James loved that tractor more than anything. He skipped school to spend time greasing the clutch. Mum grounded him, which suited James just fine.
I think this made Mum shout at Dad. Not that Dad took any notice. Him and James carried on working, left mum brewing pots of tea telling Nana it was a mistake marrying the stubborn idiot and Nana saying Dad was the strong silent type.
I knew what Nana meant. Dad was strong. I remember him throwing bales at my cousin’s head one year like they were made of foam, yelling ‘Catch’. As for silent type? Well, Dad hadn’t spoken to Mum for two weeks after their argument about James so that’s probably what Nana meant.

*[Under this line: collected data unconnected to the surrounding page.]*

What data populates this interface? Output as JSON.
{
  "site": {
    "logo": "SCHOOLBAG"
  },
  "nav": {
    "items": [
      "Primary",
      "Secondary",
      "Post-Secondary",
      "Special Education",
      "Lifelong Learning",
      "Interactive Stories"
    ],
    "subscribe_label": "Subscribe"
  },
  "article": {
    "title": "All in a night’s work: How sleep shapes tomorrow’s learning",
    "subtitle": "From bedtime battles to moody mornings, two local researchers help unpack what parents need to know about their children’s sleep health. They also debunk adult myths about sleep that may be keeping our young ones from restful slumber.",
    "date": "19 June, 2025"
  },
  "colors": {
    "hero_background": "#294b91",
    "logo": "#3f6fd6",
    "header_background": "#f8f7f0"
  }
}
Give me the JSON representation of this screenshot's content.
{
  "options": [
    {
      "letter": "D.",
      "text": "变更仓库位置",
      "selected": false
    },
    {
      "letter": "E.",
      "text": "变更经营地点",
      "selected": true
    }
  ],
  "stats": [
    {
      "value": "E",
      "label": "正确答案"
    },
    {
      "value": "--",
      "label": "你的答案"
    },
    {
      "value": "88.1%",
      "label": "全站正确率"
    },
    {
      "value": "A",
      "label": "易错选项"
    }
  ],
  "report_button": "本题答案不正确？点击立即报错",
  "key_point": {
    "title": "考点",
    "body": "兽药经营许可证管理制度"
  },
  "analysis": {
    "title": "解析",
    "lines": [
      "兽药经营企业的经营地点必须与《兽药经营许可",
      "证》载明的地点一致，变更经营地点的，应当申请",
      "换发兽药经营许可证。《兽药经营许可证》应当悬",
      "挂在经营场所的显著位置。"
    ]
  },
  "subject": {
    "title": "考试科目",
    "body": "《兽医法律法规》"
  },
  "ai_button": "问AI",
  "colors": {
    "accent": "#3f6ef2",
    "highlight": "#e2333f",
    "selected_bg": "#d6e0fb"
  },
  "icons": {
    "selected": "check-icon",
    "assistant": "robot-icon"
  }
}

Maybe Mum got angry with Dad because James copied him so much. After spending all his time working on the tractor, James knew how to change a wheel, could drop from fourth into second because third gear slipped, knew how to check for damage to hoses and clean out the filters, how to top up the battery with water, could plough as well as any farmer twice his age and twice as bloody straight, he could polish the chrome till he saw Dad in the reflection, but he didn’t know what to do when the front axle slipped off its blocks and crushed his ankle against the concrete floor.
He didn’t even know how to scream.
Dad didn’t scream either. He lifted the tractor and pulled him free, took him to hospital, sat with him while they fixed him up.
Afterwards I told people my Dad was the strong type. I said he was strong enough to lift a tractor– but you can’t really measure a strength like that, can you? I mean, how do you measure love?